Although Gulliver insists that Glasgow can never return to building commercial ships anymore than Sheffield can become a major steel producer again, he finds the trend to abandon manufacturing disturbing. “I have just found out that Manchester has 1 per cent of its jobs in manufacturing this year. That kind of activity is frighteningly low, you have got to have a bit of this and that.”

In his work at Sheffield he is acutely sensitive to the complexities involved in the transformation of the post-industrial city. “Sheffield is in the rain-shadow of city regions like Manchester, Leeds and Nottingham, and that is a problem. Places like Sheffield are asking, what are we here for? Where is our competitive edge? Before the mid-Sixties they would never have had to ask questions like that.”

Gulliver is not, he says, an ‘economic determinist’ but he still believes that economic progress is the force behind urban vitality. “It is difficult to get discussion about cities and big places without focusing on issues such as social inclusion, poverty and welfare. This is an important part of the debate but the economy is at the centre, improvement must be underpinned by economic development.”

He also believes that there are limits to what a city can do to transform its economic prospects. “Eighty per cent of Scotland’s future performance is not amenable to change, it’s outside of our control,” he says. “We pull small levers. We should focus on the five or six things that we can influence; airports and connectivity, higher education and making Edinburgh and Glasgow really beautiful.”

He is also convinced that agencies other than local government need to transform cities. “I don’t think that you can revitalise and rebrand places without taking risks – calculated informed risks but they are still risks. Local authorities are not set up to manage and take risks; they are part of the regulatory school concerned with public services.”
What does he see in store for Scotland’s cities? Gulliver avoids the politically correct response that demands he talk about all of Scotland’s six major centres. “There are really only two big places in Scotland. In any country you need someplace in the heavyweight division – that is Glasgow. It’s a city region and it has a large catchments area.

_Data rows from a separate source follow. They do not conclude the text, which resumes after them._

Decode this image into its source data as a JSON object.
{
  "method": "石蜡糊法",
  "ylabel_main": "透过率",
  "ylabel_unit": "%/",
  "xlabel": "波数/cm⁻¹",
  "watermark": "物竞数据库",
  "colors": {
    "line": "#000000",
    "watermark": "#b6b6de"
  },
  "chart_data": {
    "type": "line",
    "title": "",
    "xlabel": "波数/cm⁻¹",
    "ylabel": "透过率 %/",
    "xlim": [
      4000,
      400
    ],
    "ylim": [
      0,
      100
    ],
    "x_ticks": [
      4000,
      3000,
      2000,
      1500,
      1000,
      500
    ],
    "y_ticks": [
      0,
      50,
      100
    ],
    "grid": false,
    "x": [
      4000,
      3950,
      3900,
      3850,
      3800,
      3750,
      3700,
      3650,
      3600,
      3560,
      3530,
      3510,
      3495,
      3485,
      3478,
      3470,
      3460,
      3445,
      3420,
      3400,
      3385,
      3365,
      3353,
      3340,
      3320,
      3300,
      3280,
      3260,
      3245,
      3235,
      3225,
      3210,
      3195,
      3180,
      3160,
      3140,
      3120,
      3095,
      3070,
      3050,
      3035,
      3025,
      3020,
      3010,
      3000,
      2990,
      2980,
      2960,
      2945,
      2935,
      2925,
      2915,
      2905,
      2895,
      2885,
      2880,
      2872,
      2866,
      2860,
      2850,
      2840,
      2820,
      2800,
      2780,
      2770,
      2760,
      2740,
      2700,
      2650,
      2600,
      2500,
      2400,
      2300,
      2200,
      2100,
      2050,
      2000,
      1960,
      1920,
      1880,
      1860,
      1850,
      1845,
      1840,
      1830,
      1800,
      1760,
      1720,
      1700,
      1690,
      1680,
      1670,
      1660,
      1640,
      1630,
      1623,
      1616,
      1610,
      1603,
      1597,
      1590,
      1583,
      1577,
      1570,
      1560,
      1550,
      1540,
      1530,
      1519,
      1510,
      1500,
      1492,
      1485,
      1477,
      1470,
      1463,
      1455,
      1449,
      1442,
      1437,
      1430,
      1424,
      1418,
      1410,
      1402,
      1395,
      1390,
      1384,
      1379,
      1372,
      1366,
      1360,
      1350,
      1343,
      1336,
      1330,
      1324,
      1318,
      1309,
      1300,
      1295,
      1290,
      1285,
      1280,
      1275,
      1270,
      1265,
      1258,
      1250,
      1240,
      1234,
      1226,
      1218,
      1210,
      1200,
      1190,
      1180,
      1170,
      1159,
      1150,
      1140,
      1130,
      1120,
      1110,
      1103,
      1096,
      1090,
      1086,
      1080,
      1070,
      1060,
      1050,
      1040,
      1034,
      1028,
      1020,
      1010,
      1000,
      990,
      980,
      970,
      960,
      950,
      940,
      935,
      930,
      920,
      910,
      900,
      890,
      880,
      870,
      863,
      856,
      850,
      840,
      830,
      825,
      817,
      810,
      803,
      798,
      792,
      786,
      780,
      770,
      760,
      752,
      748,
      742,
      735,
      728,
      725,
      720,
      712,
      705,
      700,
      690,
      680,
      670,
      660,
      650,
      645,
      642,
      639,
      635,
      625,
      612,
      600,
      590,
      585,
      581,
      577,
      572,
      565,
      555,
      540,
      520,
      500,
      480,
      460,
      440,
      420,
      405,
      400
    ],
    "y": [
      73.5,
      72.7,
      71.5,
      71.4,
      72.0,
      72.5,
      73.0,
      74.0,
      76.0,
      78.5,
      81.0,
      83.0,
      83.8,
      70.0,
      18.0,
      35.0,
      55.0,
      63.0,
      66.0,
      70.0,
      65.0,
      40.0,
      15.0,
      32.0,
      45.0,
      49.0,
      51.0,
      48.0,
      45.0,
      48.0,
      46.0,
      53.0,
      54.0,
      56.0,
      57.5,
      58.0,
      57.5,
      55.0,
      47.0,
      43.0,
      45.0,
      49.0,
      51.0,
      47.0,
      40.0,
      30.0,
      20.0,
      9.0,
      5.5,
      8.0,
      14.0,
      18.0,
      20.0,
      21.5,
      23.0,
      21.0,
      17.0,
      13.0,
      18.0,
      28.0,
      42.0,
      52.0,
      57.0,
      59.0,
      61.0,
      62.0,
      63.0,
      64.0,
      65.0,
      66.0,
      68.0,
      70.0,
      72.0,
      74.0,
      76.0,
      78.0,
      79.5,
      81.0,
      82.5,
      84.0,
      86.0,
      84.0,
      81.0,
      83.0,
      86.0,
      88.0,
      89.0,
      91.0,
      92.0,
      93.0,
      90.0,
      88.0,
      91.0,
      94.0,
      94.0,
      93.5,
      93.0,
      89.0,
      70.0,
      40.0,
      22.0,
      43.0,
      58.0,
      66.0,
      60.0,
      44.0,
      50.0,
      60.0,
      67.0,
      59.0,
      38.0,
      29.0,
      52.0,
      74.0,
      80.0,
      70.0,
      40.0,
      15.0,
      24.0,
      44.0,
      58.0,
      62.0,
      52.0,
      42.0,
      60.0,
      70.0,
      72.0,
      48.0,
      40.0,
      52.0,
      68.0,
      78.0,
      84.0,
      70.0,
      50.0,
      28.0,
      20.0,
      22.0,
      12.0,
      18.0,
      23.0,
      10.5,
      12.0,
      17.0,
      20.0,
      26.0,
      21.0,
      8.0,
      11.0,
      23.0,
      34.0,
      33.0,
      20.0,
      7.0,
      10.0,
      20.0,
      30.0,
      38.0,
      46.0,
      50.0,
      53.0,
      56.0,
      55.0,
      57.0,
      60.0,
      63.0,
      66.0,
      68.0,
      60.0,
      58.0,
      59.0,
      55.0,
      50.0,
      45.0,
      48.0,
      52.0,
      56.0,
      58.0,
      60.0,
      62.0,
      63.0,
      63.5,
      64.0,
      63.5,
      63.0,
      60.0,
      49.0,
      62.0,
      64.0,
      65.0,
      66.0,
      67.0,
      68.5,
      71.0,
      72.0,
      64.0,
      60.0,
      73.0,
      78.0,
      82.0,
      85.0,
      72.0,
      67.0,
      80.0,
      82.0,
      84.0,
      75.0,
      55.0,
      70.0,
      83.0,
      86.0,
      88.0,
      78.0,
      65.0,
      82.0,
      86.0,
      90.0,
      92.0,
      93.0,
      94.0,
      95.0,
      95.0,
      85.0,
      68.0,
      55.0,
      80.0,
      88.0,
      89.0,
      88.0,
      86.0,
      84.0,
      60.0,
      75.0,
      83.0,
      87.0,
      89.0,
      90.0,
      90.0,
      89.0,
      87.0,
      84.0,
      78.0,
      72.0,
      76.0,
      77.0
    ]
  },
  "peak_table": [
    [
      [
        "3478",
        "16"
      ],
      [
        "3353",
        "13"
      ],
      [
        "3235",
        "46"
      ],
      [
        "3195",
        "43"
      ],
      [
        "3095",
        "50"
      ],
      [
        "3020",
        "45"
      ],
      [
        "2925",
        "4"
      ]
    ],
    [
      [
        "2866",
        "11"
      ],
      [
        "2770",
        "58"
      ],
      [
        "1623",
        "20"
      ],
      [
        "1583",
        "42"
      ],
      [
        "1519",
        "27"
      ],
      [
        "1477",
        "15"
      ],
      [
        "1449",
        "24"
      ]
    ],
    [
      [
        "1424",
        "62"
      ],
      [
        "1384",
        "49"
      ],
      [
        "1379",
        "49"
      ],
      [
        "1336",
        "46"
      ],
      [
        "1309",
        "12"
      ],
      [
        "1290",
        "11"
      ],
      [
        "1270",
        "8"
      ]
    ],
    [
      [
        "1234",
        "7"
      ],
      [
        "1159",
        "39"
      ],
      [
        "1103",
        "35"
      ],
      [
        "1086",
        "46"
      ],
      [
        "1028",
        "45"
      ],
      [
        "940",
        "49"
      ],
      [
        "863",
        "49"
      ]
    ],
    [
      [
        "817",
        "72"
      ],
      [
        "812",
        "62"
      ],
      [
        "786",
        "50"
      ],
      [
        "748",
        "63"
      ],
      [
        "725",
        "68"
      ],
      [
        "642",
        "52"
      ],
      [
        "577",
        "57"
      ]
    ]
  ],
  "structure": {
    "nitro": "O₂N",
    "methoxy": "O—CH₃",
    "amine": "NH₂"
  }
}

When you have that, certain things happen. Edinburgh is not heavyweight but it has terrific footwork,” he adds. What Scotland lacks, he argues, is a political champion of places. “Places are public goods, but they need political championing and institutional champions too.”

In England, Gulliver finds the backing of John Prescott for the regeneration agenda encouraging but he seems less enthusiastic about the Northern Way. “The city is a nice unit of account for harnessing the energy of the country. There is not a lot of regional consciousness knocking around; in a city you get a kind of emotional resonance.
“No doubt if you look at the league tables of performance there is a problem in the North. Maybe some specific initiatives to try and do something are worthwhile. I am a pragmatist – I’ll wait and see.”

Reading between the lines you can detect a definite lack of enthusiasm for the pan-Northern initiative. “Being a Northerner I resent the idea that we are letting the side down. The implication is that there is a type of person in the North that is less productive, lazier, not as bright and not as efficient or effective. The irony is that there was a time when all of the wealth creation was in the North of Britain and a disproportionate amount was accumulated in London and the South East. May be I’m too sensitive.

“If you want the North to perform better then you need to put in place the pre-conditions that help create wealth. Economic big ideas are difficult to come by. The merger of UMIST and Manchester University is a big idea. It was a bold thing to do, to create one terrific research university. Manchester had the courage and the confidence to do that; it is starting to take big steps.”